Ethical Considerations
AI and GAI offer a multitude of benefits – write faster, code faster, solve intractable societal problems like climate change and improve the nature of work – but it also has the potential power and access and ability that raised ethical concerns. On a basic level, ethical questions concern not what AI products are permitted to do from a legal standpoint, but what they should not be doing and where guardrails and boundaries should be drawn. The presenters noted that in recent years, international organizations and even the White House and federal agencies have released voluntary principles on how ethical considerations can, will and should be part of AI product development and usage. Thus, the presenters noted that, generally speaking, AI tools should engender trust and transparency to the extent possible, minimize algorithmic bias and discriminatory outcomes, and consider public safety concerns.
Cybersecurity
OpenAI recently acknowledged that due to a bug in an open source library there was a data leak on March 20th that allowed some users to see titles from another active user’s chat history, and, in some cases, payment-related information of some ChatGPT Plus subscribers. There have also been news reports of at least one company banning employees from using GAI program after it was discovered that an employee inputted sensitive code into the GAI program. Thus, when it comes to cybersecurity and GAI, the issue is no longer merely a theoretical concern.
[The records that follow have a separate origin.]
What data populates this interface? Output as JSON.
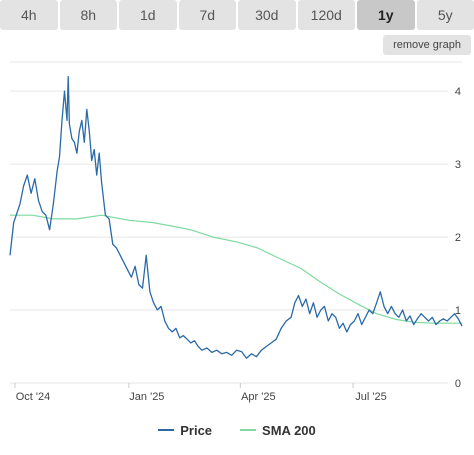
{
  "tabs": [
    "4h",
    "8h",
    "1d",
    "7d",
    "30d",
    "120d",
    "1y",
    "5y"
  ],
  "active_tab": "1y",
  "remove_graph_label": "remove graph",
  "legend": {
    "price_label": "Price",
    "sma_label": "SMA 200"
  },
  "colors": {
    "price": "#2a6aa8",
    "sma": "#7fd9a0",
    "grid": "#e6e6e6",
    "axis_text": "#444444"
  },
  "chart_data": {
    "type": "line",
    "xlabel": "",
    "ylabel": "",
    "ylim": [
      0,
      4.4
    ],
    "yticks": [
      "0",
      "1",
      "2",
      "3",
      "4"
    ],
    "xticks": [
      "Oct '24",
      "Jan '25",
      "Apr '25",
      "Jul '25"
    ],
    "xtick_dates": [
      "2024-10-01",
      "2025-01-01",
      "2025-04-01",
      "2025-07-01"
    ],
    "x_start": "2024-09-27",
    "x_end": "2025-09-27",
    "grid": true,
    "legend_position": "bottom",
    "series": [
      {
        "name": "Price",
        "color": "#2a6aa8",
        "x": [
          "2024-09-27",
          "2024-09-30",
          "2024-10-02",
          "2024-10-05",
          "2024-10-08",
          "2024-10-11",
          "2024-10-14",
          "2024-10-17",
          "2024-10-20",
          "2024-10-23",
          "2024-10-26",
          "2024-10-29",
          "2024-11-01",
          "2024-11-04",
          "2024-11-06",
          "2024-11-08",
          "2024-11-10",
          "2024-11-12",
          "2024-11-13",
          "2024-11-14",
          "2024-11-16",
          "2024-11-18",
          "2024-11-20",
          "2024-11-22",
          "2024-11-24",
          "2024-11-26",
          "2024-11-28",
          "2024-11-30",
          "2024-12-02",
          "2024-12-04",
          "2024-12-06",
          "2024-12-08",
          "2024-12-10",
          "2024-12-13",
          "2024-12-16",
          "2024-12-19",
          "2024-12-22",
          "2024-12-25",
          "2024-12-28",
          "2024-12-31",
          "2025-01-03",
          "2025-01-06",
          "2025-01-09",
          "2025-01-12",
          "2025-01-15",
          "2025-01-18",
          "2025-01-21",
          "2025-01-24",
          "2025-01-27",
          "2025-01-30",
          "2025-02-02",
          "2025-02-05",
          "2025-02-08",
          "2025-02-11",
          "2025-02-14",
          "2025-02-17",
          "2025-02-20",
          "2025-02-23",
          "2025-02-26",
          "2025-03-01",
          "2025-03-05",
          "2025-03-09",
          "2025-03-13",
          "2025-03-17",
          "2025-03-21",
          "2025-03-25",
          "2025-03-29",
          "2025-04-02",
          "2025-04-06",
          "2025-04-10",
          "2025-04-14",
          "2025-04-18",
          "2025-04-22",
          "2025-04-26",
          "2025-04-30",
          "2025-05-04",
          "2025-05-08",
          "2025-05-12",
          "2025-05-15",
          "2025-05-18",
          "2025-05-21",
          "2025-05-24",
          "2025-05-27",
          "2025-05-30",
          "2025-06-02",
          "2025-06-05",
          "2025-06-08",
          "2025-06-11",
          "2025-06-14",
          "2025-06-17",
          "2025-06-20",
          "2025-06-23",
          "2025-06-26",
          "2025-06-29",
          "2025-07-02",
          "2025-07-05",
          "2025-07-08",
          "2025-07-11",
          "2025-07-14",
          "2025-07-17",
          "2025-07-20",
          "2025-07-23",
          "2025-07-26",
          "2025-07-29",
          "2025-08-01",
          "2025-08-04",
          "2025-08-07",
          "2025-08-10",
          "2025-08-13",
          "2025-08-16",
          "2025-08-19",
          "2025-08-22",
          "2025-08-25",
          "2025-08-28",
          "2025-08-31",
          "2025-09-03",
          "2025-09-06",
          "2025-09-09",
          "2025-09-12",
          "2025-09-15",
          "2025-09-18",
          "2025-09-21",
          "2025-09-24",
          "2025-09-27"
        ],
        "y": [
          1.75,
          2.2,
          2.3,
          2.45,
          2.7,
          2.85,
          2.6,
          2.8,
          2.5,
          2.35,
          2.3,
          2.1,
          2.45,
          2.9,
          3.1,
          3.6,
          4.0,
          3.6,
          4.2,
          3.55,
          3.35,
          3.3,
          3.15,
          3.45,
          3.6,
          3.3,
          3.75,
          3.45,
          3.05,
          3.2,
          2.85,
          3.15,
          2.75,
          2.3,
          2.25,
          1.9,
          1.85,
          1.75,
          1.65,
          1.55,
          1.45,
          1.6,
          1.35,
          1.3,
          1.75,
          1.25,
          1.1,
          1.0,
          1.05,
          0.85,
          0.75,
          0.7,
          0.75,
          0.62,
          0.65,
          0.6,
          0.55,
          0.58,
          0.5,
          0.45,
          0.48,
          0.42,
          0.45,
          0.4,
          0.42,
          0.38,
          0.45,
          0.43,
          0.34,
          0.4,
          0.36,
          0.45,
          0.5,
          0.55,
          0.6,
          0.75,
          0.85,
          0.9,
          1.1,
          1.2,
          1.05,
          1.15,
          0.95,
          1.1,
          0.9,
          1.0,
          1.05,
          0.85,
          0.95,
          0.9,
          0.75,
          0.82,
          0.7,
          0.8,
          0.85,
          0.95,
          0.8,
          0.9,
          1.0,
          0.95,
          1.1,
          1.25,
          1.05,
          0.95,
          1.05,
          0.95,
          0.9,
          1.0,
          0.85,
          0.92,
          0.8,
          0.88,
          0.95,
          0.9,
          0.85,
          0.9,
          0.8,
          0.85,
          0.88,
          0.85,
          0.9,
          0.95,
          0.88,
          0.78
        ]
      },
      {
        "name": "SMA 200",
        "color": "#7fd9a0",
        "x": [
          "2024-09-27",
          "2024-10-15",
          "2024-11-01",
          "2024-11-20",
          "2024-12-10",
          "2025-01-01",
          "2025-01-20",
          "2025-02-05",
          "2025-02-20",
          "2025-03-10",
          "2025-03-30",
          "2025-04-15",
          "2025-05-01",
          "2025-05-20",
          "2025-06-05",
          "2025-06-20",
          "2025-07-05",
          "2025-07-20",
          "2025-08-05",
          "2025-08-20",
          "2025-09-05",
          "2025-09-27"
        ],
        "y": [
          2.3,
          2.3,
          2.25,
          2.25,
          2.3,
          2.23,
          2.2,
          2.15,
          2.1,
          2.0,
          1.93,
          1.85,
          1.72,
          1.57,
          1.38,
          1.22,
          1.08,
          0.95,
          0.87,
          0.83,
          0.82,
          0.82
        ]
      }
    ]
  }
}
Companies and governments are also expressing concern over how GAI can be used to create deepfake videos, voice clones, fake websites and social media profile content, and code for malware attacks, all in furtherance of financial or cyber crimes. The use of voice clones is particularly concerning, given the use of voice as an authentication tool in finance. These new realities have prompted organizations to reexamine cybersecurity response readiness to prepare for these types of attacks.
Final Takeaways
- The AI procurement process should entail some due diligence and close scrutiny of the terms of enterprise licenses. At minimum, organizations will want to ensure that customers can opt-out of the reuse of data for training purposes.
- When the use of AI involving consumer-facing platforms or the collection of consumer data, considerations should be made for such measures as notices, terms of use and disclaimers.
- Data privacy and cybersecurity should not be overlooked. As with many organizations’ current compliance measures, this may be a global concern as AI-related regulation is developing in the U.S, EU, and elsewhere.
- AI is moving at a fast pace and governments and regulators are now trying to catch up, so it’s important to stay informed of legal developments.